La sua concezione diversa della pizza si basa sulla lavorazione e sull’eccellenza delle materie prime casertane, campane ma non solo. Franco Pepe ha coinvolto agronomi, nutrizionisti per lo studio dei prodotti, inventandosi il «long food», antitetico al solito approccio alla pizza, una birra e via. Un percorso di degustazione e di assaggio. «Pepe in grani» è pizzeria, laboratorio aperto, locanda: «Offro la possibilità a chi viene da fuori di degustare la mia pizza, rimanere con me e vedere quali prodotti utilizzo». Ho avuto la netta percezione che molti clienti sentivano questa necessità. La gente ora vuole sapere che cosa mangia, l’asse si è spostato dal buono al sano. E con un approccio scientifico si può sicuramente dire che la mia pizza è sana».

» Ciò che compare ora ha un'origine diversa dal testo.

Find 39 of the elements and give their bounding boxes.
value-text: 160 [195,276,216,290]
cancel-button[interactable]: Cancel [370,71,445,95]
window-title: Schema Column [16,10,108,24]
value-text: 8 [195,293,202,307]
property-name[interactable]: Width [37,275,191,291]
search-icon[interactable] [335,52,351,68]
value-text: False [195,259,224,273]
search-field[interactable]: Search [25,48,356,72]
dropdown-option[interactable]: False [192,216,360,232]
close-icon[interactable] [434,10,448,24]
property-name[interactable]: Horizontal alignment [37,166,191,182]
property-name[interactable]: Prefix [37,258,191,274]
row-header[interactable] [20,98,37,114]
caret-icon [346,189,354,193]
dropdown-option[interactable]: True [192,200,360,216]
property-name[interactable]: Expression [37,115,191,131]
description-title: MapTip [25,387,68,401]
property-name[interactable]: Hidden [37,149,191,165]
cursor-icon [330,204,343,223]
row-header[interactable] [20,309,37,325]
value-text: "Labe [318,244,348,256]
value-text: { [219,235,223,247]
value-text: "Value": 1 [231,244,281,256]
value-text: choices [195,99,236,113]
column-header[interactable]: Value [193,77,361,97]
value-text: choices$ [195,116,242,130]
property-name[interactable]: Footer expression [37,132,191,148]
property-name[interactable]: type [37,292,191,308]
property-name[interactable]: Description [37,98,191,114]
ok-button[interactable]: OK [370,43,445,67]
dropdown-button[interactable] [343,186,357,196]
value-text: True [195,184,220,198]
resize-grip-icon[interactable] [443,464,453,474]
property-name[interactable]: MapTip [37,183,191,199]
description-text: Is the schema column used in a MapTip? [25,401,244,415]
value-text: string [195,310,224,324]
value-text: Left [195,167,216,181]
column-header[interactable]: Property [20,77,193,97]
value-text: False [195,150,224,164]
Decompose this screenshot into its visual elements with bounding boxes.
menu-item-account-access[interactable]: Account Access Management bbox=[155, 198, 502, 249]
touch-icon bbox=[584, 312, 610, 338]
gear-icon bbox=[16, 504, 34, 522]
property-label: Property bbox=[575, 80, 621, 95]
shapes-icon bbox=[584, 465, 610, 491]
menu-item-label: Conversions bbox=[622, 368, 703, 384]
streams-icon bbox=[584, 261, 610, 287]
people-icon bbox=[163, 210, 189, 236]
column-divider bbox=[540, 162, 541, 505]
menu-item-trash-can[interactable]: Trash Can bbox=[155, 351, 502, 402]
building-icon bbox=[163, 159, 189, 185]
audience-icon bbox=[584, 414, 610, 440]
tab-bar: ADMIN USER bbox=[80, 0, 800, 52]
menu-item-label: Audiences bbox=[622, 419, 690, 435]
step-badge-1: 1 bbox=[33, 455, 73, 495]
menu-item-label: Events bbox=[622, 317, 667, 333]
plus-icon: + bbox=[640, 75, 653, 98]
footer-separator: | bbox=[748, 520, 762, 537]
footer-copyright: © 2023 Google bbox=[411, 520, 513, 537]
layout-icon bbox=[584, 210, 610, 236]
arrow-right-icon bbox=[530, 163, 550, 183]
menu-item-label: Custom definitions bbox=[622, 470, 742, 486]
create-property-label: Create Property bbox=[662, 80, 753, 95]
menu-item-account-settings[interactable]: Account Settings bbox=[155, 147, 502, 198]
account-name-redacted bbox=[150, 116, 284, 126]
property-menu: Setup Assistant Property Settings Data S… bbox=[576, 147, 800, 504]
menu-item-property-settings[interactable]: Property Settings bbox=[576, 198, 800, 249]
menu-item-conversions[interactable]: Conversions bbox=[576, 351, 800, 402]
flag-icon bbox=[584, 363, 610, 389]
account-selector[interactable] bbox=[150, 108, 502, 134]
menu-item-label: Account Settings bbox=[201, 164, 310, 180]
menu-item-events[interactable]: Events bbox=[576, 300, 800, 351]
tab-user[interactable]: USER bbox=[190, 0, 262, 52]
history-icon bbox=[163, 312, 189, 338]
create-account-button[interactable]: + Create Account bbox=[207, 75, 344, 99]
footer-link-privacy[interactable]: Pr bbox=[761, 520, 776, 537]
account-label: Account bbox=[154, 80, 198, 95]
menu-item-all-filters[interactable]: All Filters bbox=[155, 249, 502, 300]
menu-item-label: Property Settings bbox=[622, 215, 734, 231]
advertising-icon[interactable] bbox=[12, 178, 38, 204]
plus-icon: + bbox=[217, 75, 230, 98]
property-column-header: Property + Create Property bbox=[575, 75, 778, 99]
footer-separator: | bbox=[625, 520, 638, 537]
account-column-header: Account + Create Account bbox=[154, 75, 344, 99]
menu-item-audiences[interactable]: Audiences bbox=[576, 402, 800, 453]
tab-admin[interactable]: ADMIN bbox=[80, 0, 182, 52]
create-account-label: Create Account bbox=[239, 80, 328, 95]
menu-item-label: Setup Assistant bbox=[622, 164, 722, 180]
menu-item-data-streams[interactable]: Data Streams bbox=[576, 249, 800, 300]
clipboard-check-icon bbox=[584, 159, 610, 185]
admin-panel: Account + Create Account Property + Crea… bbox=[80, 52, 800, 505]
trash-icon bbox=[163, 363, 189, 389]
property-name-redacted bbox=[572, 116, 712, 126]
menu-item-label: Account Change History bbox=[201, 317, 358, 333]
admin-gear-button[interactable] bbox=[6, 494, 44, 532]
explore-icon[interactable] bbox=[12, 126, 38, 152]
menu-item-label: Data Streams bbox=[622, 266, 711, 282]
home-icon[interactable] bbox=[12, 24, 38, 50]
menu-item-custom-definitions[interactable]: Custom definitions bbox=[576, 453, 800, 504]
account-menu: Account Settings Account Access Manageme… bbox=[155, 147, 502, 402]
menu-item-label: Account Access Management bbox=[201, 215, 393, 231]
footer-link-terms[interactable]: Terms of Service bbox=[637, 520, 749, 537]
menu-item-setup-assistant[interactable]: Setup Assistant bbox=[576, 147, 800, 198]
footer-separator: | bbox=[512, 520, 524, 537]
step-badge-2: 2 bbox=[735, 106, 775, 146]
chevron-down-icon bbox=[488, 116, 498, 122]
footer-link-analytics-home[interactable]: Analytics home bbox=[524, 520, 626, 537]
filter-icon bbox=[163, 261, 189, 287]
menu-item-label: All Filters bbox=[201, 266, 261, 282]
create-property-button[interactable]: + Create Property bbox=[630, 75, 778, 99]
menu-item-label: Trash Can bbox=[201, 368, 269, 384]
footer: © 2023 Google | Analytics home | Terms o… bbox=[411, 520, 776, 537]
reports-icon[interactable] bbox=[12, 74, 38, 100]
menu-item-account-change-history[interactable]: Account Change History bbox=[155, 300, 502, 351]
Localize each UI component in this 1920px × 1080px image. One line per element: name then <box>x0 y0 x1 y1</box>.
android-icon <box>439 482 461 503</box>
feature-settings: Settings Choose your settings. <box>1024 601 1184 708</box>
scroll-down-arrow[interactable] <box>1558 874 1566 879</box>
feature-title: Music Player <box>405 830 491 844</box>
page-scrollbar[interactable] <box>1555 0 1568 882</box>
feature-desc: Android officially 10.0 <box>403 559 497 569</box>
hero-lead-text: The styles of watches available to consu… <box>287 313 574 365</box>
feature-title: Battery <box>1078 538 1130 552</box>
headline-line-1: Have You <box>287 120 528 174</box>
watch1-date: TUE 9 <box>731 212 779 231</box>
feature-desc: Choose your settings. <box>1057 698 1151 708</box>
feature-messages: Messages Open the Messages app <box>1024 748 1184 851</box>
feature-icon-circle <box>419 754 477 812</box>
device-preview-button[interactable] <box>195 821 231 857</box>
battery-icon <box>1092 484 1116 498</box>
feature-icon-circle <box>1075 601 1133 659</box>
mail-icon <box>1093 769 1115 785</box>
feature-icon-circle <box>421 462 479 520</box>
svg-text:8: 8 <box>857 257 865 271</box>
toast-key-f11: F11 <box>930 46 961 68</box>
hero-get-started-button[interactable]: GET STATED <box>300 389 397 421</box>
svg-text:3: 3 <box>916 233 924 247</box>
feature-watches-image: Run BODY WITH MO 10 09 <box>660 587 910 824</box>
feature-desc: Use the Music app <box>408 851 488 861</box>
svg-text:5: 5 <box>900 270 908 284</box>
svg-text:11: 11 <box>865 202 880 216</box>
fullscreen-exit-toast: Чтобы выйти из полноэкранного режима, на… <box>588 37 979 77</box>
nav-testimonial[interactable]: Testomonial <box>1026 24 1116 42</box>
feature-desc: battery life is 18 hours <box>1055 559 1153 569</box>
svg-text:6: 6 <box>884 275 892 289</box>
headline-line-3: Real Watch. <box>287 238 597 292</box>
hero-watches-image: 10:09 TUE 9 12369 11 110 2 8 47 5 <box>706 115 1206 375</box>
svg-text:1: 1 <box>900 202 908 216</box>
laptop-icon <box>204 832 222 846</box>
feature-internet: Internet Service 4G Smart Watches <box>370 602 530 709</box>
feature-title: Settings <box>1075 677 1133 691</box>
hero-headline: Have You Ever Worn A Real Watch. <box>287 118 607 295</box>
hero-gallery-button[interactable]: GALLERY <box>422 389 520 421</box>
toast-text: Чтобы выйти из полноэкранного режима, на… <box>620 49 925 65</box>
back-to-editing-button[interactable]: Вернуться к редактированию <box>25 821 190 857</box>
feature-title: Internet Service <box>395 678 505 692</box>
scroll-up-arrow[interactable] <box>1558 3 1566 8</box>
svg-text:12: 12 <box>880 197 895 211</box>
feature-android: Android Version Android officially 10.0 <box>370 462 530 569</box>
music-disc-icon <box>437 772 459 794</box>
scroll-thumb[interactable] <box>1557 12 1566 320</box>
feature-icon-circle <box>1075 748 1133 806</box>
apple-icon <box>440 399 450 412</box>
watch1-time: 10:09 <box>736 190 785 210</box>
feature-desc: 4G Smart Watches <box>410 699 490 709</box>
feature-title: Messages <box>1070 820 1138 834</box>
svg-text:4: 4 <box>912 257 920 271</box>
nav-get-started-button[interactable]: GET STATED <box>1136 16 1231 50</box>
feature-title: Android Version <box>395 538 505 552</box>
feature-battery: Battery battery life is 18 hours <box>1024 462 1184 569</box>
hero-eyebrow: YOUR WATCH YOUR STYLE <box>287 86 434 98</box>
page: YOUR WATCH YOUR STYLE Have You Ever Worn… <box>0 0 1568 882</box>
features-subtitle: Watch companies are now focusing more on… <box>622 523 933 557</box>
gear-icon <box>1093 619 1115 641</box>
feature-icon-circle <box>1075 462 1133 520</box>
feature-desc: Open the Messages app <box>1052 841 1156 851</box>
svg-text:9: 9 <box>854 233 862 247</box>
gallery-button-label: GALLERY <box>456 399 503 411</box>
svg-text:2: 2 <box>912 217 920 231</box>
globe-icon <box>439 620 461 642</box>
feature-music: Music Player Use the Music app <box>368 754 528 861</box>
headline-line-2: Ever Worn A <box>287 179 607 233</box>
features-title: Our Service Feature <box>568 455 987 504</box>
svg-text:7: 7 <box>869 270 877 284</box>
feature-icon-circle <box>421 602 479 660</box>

Ma sano è anche buono, infatti le pizze di Franco sono anche buonissime. Qualche esempio. Il «Sole nel piatto» con piennolo del Vesuvio, acciughe di Cetara, mozzarella, origano del Matese e olive caiazzane. Il grande «classico di papà» (che mandava in sollucchero Gino Veronelli) il calzone con scarola riccia cruda, olive, capperi di Pantelleria, acciughe di Cetara, senza mozzarella, senza pomodoro. E poi, in esclusiva per Scorribande, l’ultima creazione: la margherita sbagliata. «Non è ancora in menù: parto solo con la mozzarella nel forno, dopo la cottura aggiungo un pomodoro dell’Ottocento della zona collinare di Caiazzo riscoperto grazie a dei semi antichi (ricco di polifenoli) con riduzione di basilico». Sbagliata, ma meravigliosa.